Publisher: Penguin Books Ltd.
First Published: 1986
Pages: 273 (paperback)
Audiobook length: 2 hrs and 51 mins
Blurb by the publisher:
Drawn from the original, uncensored journals of Anais Nin, “Henry and June” is an intimate account of a woman’s sexual awakening. It covers a single momentous year – from late 1931 to the end of 1932 – during Nin’s life in Paris, when she met Henry Miller and his wife, June. She fell in love with June’s beauty and Henry’s writing and, soon after June’s departure for New York, began a fiery affair with Henry, which liberated her sexually and morally but undermined her marriage and led her into psychoanalysis. One question dominated her thoughts: what would happen when June returned to Paris? That event took place in October 1932, leaving Nin trapped between two loves
– Henry and June.
"A woman with so much love to give, and so much lust to share,
makes for interesting reading."
When I first started my Exploring Erotica project, Anaïs Nin was one of the authors that I first came across. I read Delta of Venus, which I really enjoyed. And when I was recommended Henry and June by a good friend, I just had to check it out.
There’s no doubt about the fact that Nin writes beautifully. She has a very straightforwardness combined with poetic writing that I find quite fascinating.

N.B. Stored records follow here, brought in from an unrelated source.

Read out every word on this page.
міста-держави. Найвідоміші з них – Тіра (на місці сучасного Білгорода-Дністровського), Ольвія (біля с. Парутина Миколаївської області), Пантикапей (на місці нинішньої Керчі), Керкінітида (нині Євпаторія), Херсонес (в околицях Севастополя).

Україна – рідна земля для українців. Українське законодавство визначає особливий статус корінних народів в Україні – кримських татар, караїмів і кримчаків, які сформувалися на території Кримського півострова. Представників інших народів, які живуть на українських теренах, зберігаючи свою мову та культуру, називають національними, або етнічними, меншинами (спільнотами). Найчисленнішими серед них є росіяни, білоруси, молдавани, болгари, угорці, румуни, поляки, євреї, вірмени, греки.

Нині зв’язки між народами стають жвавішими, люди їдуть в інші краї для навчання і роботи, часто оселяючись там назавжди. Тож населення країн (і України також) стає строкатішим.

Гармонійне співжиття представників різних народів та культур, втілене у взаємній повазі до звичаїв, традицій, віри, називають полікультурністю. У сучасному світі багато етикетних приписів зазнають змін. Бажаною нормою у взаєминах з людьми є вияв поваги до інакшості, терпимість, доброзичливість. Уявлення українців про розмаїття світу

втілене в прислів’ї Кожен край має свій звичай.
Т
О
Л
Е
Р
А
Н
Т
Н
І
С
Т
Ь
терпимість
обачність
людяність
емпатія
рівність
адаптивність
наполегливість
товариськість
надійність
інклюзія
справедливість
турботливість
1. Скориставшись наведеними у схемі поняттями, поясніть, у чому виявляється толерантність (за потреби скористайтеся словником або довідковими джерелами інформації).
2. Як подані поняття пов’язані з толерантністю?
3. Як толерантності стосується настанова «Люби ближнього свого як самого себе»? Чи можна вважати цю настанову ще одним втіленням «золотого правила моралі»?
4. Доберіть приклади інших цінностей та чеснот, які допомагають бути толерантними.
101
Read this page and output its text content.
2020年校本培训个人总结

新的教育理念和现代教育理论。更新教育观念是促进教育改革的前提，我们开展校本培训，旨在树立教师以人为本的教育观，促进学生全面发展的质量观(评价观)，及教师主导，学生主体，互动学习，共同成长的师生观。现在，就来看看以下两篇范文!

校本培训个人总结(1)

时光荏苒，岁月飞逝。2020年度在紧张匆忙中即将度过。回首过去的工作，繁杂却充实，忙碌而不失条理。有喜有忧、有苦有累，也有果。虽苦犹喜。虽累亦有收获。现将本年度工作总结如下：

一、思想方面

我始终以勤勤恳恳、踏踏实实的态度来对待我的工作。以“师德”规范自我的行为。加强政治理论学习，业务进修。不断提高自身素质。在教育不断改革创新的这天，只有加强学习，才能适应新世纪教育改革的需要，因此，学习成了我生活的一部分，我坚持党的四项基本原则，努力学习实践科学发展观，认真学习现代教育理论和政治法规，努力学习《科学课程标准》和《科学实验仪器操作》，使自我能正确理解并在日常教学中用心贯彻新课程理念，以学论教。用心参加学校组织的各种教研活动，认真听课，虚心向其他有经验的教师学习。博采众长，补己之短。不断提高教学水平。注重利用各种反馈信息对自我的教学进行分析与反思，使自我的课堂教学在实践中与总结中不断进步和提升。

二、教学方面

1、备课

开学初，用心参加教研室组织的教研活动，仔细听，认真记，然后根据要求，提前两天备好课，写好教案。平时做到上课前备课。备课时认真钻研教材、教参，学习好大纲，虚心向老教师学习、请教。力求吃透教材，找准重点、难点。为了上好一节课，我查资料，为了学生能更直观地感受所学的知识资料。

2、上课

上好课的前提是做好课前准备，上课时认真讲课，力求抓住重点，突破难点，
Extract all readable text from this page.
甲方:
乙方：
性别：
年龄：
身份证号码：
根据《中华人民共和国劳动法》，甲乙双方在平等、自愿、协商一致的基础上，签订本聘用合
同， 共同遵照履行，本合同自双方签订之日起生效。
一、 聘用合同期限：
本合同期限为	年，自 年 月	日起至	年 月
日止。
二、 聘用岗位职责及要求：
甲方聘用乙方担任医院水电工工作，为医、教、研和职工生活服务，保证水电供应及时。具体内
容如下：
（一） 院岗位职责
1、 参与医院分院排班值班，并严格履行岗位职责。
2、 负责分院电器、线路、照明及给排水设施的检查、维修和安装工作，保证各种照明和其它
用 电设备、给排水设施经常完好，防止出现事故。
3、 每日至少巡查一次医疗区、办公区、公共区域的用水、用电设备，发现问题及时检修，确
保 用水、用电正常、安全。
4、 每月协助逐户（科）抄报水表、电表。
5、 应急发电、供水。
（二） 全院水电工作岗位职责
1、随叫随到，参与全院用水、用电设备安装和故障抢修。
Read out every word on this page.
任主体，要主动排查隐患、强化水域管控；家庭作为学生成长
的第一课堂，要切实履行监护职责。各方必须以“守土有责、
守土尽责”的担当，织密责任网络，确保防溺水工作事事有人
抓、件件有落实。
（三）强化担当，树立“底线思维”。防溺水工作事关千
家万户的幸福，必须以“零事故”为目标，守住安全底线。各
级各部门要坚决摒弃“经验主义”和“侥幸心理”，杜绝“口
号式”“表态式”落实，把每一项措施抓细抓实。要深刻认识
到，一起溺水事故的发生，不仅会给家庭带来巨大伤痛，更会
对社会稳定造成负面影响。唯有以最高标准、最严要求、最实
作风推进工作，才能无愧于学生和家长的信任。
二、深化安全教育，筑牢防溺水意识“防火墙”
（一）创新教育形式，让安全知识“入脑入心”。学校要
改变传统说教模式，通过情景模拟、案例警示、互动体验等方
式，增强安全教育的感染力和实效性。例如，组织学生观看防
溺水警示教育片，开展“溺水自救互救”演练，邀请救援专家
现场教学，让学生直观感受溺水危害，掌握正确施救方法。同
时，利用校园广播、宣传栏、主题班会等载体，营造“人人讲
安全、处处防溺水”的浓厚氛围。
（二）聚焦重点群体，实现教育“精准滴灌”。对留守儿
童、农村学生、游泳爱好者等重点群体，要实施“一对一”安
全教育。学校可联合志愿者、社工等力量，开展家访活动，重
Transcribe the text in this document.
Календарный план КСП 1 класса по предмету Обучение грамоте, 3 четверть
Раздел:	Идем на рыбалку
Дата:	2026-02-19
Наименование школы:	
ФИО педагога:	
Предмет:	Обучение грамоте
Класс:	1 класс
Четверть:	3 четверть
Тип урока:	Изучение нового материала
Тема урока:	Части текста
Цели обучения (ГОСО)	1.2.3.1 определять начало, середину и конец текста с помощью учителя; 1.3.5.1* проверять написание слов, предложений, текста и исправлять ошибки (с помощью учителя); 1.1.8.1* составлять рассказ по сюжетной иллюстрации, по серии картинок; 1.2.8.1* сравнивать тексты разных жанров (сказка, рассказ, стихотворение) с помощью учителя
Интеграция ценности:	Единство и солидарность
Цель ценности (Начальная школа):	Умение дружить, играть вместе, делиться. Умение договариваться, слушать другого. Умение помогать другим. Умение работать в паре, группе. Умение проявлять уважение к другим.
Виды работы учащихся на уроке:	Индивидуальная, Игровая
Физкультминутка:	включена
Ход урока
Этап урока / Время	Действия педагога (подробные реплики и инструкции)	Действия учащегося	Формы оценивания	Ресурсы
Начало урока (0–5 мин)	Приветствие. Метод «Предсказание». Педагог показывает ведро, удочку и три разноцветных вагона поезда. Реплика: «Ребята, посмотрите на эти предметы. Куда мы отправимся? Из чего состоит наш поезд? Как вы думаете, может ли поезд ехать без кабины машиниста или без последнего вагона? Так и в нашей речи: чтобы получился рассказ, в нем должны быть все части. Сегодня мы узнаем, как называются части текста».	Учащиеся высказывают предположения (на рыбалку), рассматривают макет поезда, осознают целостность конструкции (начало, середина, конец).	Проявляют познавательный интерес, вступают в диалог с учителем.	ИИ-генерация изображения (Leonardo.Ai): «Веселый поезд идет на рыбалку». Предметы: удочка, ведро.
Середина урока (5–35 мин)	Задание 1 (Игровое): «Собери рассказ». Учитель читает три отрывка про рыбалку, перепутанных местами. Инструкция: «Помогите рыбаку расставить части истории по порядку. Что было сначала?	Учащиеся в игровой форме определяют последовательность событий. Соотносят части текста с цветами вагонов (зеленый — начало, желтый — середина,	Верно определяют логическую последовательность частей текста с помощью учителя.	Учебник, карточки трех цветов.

Knowing that this was first written in the early 30s makes it even more special.
This is a story of sexual awakening, and I found Nin’s journey to be a very interesting one. A woman with so much love to give, and so much lust to share, makes for interesting reading. Her emotions are so raw and unfiltered that it’s easy to feel some of her frustration and her love/lust.
That being said, when I got through the first 100 pages I found my mind to often drift afterwards when reading it. The beautiful writing is still very much present, but it does get a bit repetitive. It goes back and forth, and then back again multiple times. It sometimes felt like I was reading the same thing over and over again, just written in a slightly different way.
Because I found myself drifting, it took me way longer than normal to finish this book, even though it’s quite a short one. I enjoyed Nin’s openness, her boldness and fascinating mindset around open relationships. I love her writing style, but this memoir fell a bit short when it came to grabbing my attention unfortunately.